Feeble, however, would have proved this slight and fragile barrier to ward off the impending peril, had not fortunately one of the descending rafters struck against a projecting pillar, and thus formed a kind of arch, which served to protect them from farther injury; the falling of the roof having also nearly extinguished the fire. Pauline's arm had been broken with the blow, and her shoulder dreadfully lacerated; yet still the heroic girl supported herself; and, sustaining with her remaining arm the apparently lifeless body of her father, who, stunned with so many misfortunes, lay insensible at her feet, she endeavoured by her cries to draw the attention of some one to the spot; as she found her father and herself were so entangled in the ruins, that it was impossible they could be extricated without powerful assistance.

The keenest interest was excited by Pauline and her father in the breasts of Edric and Roderick; but, powerful as it was, it was destined soon to give way to yet more painful sensations; for scarcely had they been removed to the tent, when Roderick, perceiving the first feeble tints of day streak the horizon, gave orders for the assault. The city was strongly fortified, and even where the ancient bulwarks had decayed, the governor had hastily supplied their place with wood so skilfully painted to resemble stone, as quite to deceive the eyes of his opponents. Thirty towers were ranged at intervals along this formidable-looking wall; and on one side appeared a citadel strongly garrisoned, which commanded that space between the river and the city where the army of Roderick was now encamped, and which was aided by a kind of ditch which served occasionally as a covered way.

The sun now rose in all its splendour, spreading its rich tints of purple and gold over the scene, and sweeping away before it the mists of morning. Soon, however, was its brilliancy to be obscured, and the savage rage of man to deface the beauty of nature; soon did roaring cannon and flashing weapons imitate a contention of the elements; and soon did the gashed and bleeding forms of the assailants strew the ground, rendered slippery by their blood. The besieged defended themselves vigorously; three times did Roderick and his followers attempt to scale the walls, and three times were they repulsed; but at length a breach was made, and Roderick, transported with joy, threw himself into it, shouting to his soldiers to follow him. They obeyed; and the siege would have been at once terminated, had not a cloud of dust, rising in long black columns in the distance, through which the reflection of arms shone dazzling in the sun, given new spirits to the besieged, and discouraged the besiegers.

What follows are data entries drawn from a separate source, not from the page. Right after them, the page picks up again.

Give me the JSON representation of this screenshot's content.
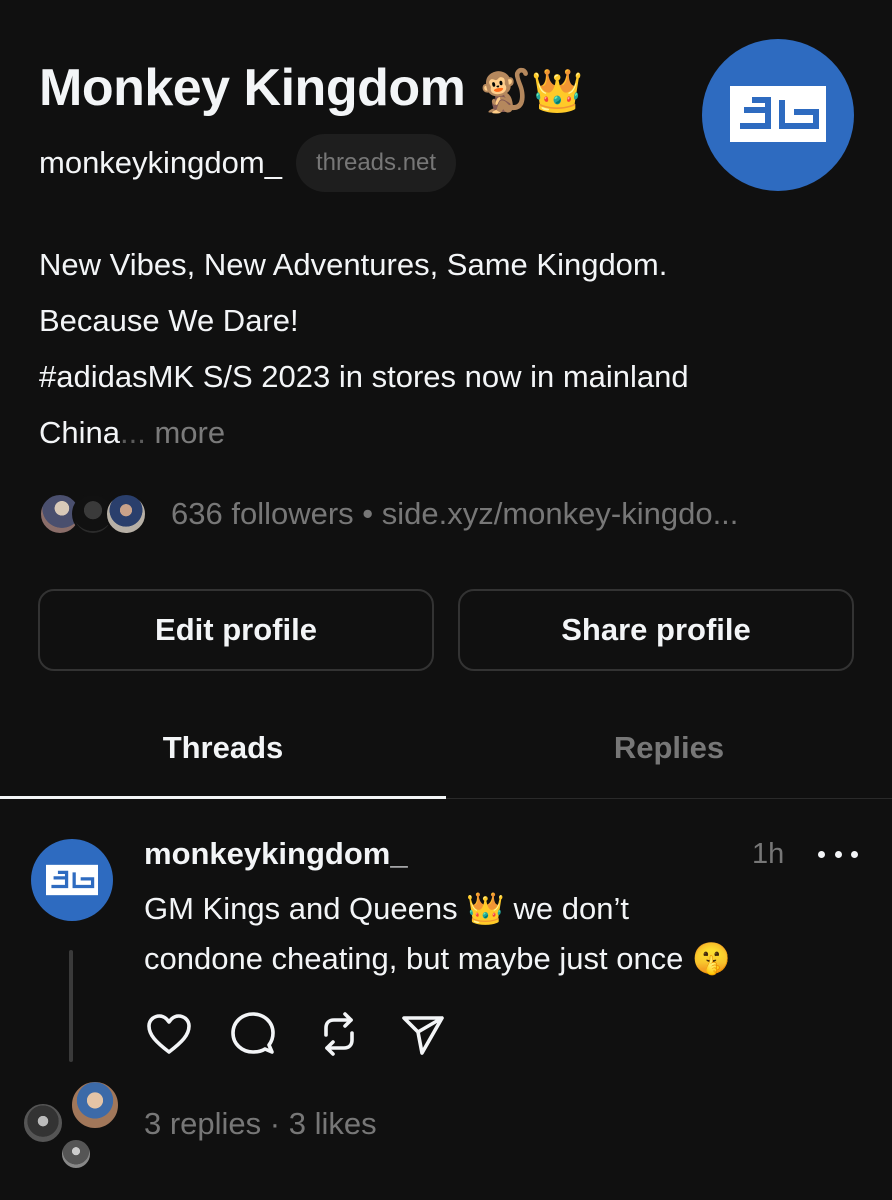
{
  "profile": {
    "name": "Monkey Kingdom",
    "name_emoji": "🐒👑",
    "handle": "monkeykingdom_",
    "domain": "threads.net",
    "bio_lines": [
      "New Vibes, New Adventures, Same Kingdom.",
      "Because We Dare!",
      "#adidasMK S/S 2023 in stores now in mainland",
      "China"
    ],
    "bio_ellipsis": "...",
    "bio_more": "more",
    "followers_text": "636 followers",
    "separator": " • ",
    "link": "side.xyz/monkey-kingdo..."
  },
  "buttons": {
    "edit": "Edit profile",
    "share": "Share profile"
  },
  "tabs": [
    {
      "label": "Threads",
      "active": true
    },
    {
      "label": "Replies",
      "active": false
    }
  ],
  "post": {
    "username": "monkeykingdom_",
    "time": "1h",
    "text_line1": "GM Kings and Queens",
    "text_emoji1": "👑",
    "text_line1b": "we don’t",
    "text_line2": "condone cheating, but maybe just once",
    "text_emoji2": "🤫",
    "stats": "3 replies · 3 likes"
  },
  "icons": {
    "like": "heart-icon",
    "reply": "comment-icon",
    "repost": "repost-icon",
    "share": "send-icon",
    "more": "more-horizontal-icon"
  },
  "colors": {
    "background": "#101010",
    "text": "#f3f5f7",
    "muted": "#777777",
    "avatar_blue": "#2e6bc0"
  }
}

Deep masses, half hidden by this heavy cloud, and appearing only more vast from the obscurity thrown over them, advanced rapidly, seeming to come on with the mighty force of the raging sea when it rushes along with irresistible violence and sweeps before it every thing that dare oppose its fury.

The garrison of the town, animated at the sight, rallied their half-exhausted forces, and drove back the assailants with such carnage that the line of their retreat was marked by a long stream of blood and expiring bodies. Roderick, for the first time in his life, refrained from renewing the attack, for, as he feared being surrounded, he determined to draw off his forces, and give battle to the combined French and Spanish army that was now fast approaching.